Moreover, once proteins become glycated at their exposed lysine residues, clearance by the ubiquitin-proteasome system would be impaired because ubiquitination of lysine residues, a modification that targets proteins to the proteasome for degradation, might be impeded. Thus, accumulation of proteins as aggregates or as depositions or inclusions in tissues might be favored after glycation.

However, in addition to directly affecting protein structure and function, AGEs also exert cellular effects mediated by specific AGEs receptors (RAGE), as well as macrophage scavenger receptors, MSR type II, OST-48, 80K-H, galectin-3, and CD36 (Vlassara et al., 1995; Li et al., 1996; Ohgami et al., 2002; Stern et al., 2002). Indeed, glycation may be responsible, via RAGE, for an increase in oxidative stress and inflammation through the formation of reactive oxygen species and the activation of the nuclear transcription factor-κ B generally associated to amyloid toxicity (Xie et al., 2013).

Several proteins related and not related to misfolding diseases have been so far examined to investigate the effect of glycation on their propensity to aggregate and form amyloid structure.

The above referred considerations make the study of AGEs one of the most important areas of biomedical research today. Several questions remain to be answered: whether glycation of susceptible proteins is a triggering event or just a result of its reactivity toward low-turnover aggregated species, which are highly insoluble and protease-resistant, remains controversial. Several studies suggest that glycation may be an early event promoting or accelerating abnormal protein deposition, followed by increased protease resistance and insolubility.
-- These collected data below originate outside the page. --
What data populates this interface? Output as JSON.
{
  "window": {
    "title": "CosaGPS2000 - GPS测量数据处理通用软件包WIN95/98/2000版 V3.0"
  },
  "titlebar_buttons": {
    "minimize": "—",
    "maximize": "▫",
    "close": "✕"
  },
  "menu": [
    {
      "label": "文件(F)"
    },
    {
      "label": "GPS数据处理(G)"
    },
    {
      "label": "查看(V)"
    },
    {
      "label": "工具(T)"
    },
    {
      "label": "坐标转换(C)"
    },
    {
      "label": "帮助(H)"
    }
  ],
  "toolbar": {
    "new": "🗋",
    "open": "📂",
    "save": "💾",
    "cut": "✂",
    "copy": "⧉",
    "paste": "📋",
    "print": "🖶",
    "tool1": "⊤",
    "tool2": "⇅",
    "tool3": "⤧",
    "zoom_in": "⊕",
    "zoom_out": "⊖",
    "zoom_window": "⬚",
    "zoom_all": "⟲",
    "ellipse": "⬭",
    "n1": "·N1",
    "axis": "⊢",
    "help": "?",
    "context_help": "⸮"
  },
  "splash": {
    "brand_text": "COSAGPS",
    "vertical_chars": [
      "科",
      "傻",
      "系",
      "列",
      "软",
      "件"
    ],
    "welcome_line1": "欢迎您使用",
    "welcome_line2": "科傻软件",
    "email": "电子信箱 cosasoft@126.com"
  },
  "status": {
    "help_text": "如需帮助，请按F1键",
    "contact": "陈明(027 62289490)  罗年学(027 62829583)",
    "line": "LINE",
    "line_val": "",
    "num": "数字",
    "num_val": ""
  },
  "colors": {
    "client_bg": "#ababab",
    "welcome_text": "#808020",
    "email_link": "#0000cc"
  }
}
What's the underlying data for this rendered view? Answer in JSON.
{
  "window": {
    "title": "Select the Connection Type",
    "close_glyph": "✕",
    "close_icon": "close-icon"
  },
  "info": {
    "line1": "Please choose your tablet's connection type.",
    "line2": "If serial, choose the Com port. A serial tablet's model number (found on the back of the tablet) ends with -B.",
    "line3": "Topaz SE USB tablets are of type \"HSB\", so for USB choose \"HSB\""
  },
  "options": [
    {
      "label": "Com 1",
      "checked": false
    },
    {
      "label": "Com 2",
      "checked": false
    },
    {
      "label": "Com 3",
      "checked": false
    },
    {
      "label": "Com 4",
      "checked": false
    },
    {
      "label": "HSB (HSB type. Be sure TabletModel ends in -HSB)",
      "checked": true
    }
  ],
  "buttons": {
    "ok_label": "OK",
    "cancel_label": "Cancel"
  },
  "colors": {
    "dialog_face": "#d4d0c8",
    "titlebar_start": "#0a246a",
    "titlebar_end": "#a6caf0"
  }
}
Regardless of the chronology of AGEs formation, it is known that its accumulation is related to sustained inflammatory responses and oxidative stress, which is a common feature in many neurodegenerative disorders. Glycation may then be understood as a dynamic contributor to these multifactorial diseases by promoting, accelerating or stabilizing pathological protein aggregation and inducing responses leading to cell dysfunction, damage and death. Thus, it will be important to further investigate the biochemical effects induced by the interaction of AGEs-modified proteins with cells, such as, the activation of oxidative stress signaling pathway and inflammatory response.